DXX-Rebirth Forum

Full Version: [DXXR 0.58.1] segfaults on the RPi
You're currently viewing a stripped down version of our content. View the full version with proper formatting.
Today, I tried to make some .debs of the current rebirth release for raspbian and did some test-playing with the resulting binaries.
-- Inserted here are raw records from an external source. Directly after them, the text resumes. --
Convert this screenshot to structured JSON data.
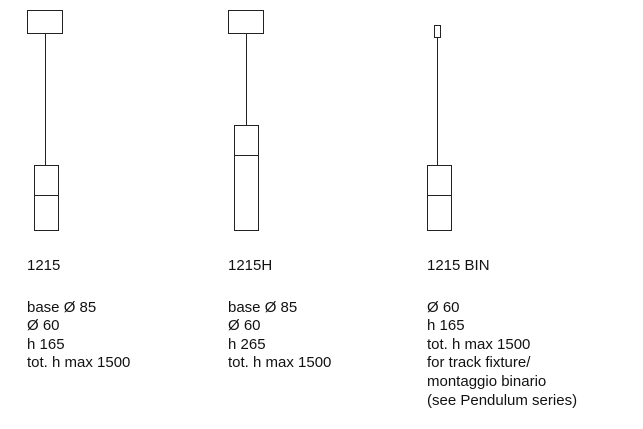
{
  "products": [
    {
      "name": "1215",
      "specs": [
        "base Ø 85",
        "Ø 60",
        "h 165",
        "tot. h max 1500"
      ]
    },
    {
      "name": "1215H",
      "specs": [
        "base Ø 85",
        "Ø 60",
        "h 265",
        "tot. h max 1500"
      ]
    },
    {
      "name": "1215 BIN",
      "specs": [
        "Ø 60",
        "h 165",
        "tot. h max 1500",
        "for track fixture/",
        "montaggio binario",
        "(see Pendulum series)"
      ]
    }
  ]
}
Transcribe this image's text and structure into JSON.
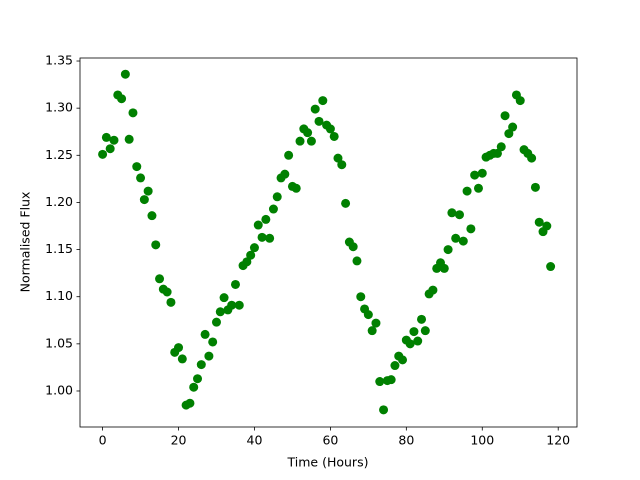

Unfortunately, I experienced some random segfaults, like this one which happend when I was just killed and the death roll was supposed to start:
Program received signal SIGSEGV, Segmentation fault.
0x00047b6c in _piggy_page_in (bmp=...) at main/piggy.h:104
104         if ( GameBitmaps[(bmp).index].bm_flags & BM_FLAG_PAGED_OUT ) {
(gdb) bt
#0  0x00047b6c in _piggy_page_in (bmp=...) at main/piggy.h:104
#1  update_cockpits () at main/gamerend.c:411
#2  0x00047d94 in game_render_frame_mono (flip=<optimized out>) at main/gamerend.c:358
#3  0x0004260c in game_handler (wind=<optimized out>, event=<optimized out>, data=<optimized out>)
    at main/game.c:982
#4  0x00018898 in window_send_event (wind=<optimized out>, event=<optimized out>) at arch/sdl/window.c:211
#5  0x000162e4 in event_process () at arch/sdl/event.c:165
#6  0x0005d0f4 in main (argc=<optimized out>, argv=<optimized out>) at main/inferno.c:437
(gdb) p bmp
$1 = {index = 16508}
(gdb) ptype GameBitmap
type = struct _grs_bitmap {
    short int bm_x;
    short int bm_y;
    short int bm_w;
    short int bm_h;
    sbyte bm_type;
    sbyte bm_flags;
    short int bm_rowsize;
    unsigned char *bm_data;
    short unsigned int bm_handle;
    ubyte avg_color;
    fix avg_color_rgb[3];
    sbyte unused;
    struct _grs_bitmap *bm_parent;
    struct _ogl_texture *gltexture;
} [1800]
(gdb) up
#1  update_cockpits () at main/gamerend.c:411
411             PIGGY_PAGE_IN(cockpit_bitmap[PlayerCfg.CockpitMode[1]]);
(gdb) p PlayerCfg.CockpitMode
$10 = {0, 4}
(gdb) p cockpit_bitmap
$11 = {{index = 61}, {index = 62}, {index = 63}, {index = 0}}

Currently, I've no idea how this cockpit mode 4 came into beeing (the PlayerCfg structure itself seems OK), and if this is specific to the RPi code paths or if the different architecture just exposes some other more general bug. (Also note that unlike the default release builds which use -O2, I use -Os for my builds, which I found preferrable on the RPi at least). All I currently know is that these crashes are not easy to reproduce. I will investigate this further during the next days...
Well, cockpit_mode 4 is the Letterbox view. So that value itself isn't unexpected in this case.
However it should not load a bitmap for this one. I'll check out how this came to be.
This appears to be using Descent 1 source, right?  Your title is ambiguous.  Could you identify exactly which commit you used to build this?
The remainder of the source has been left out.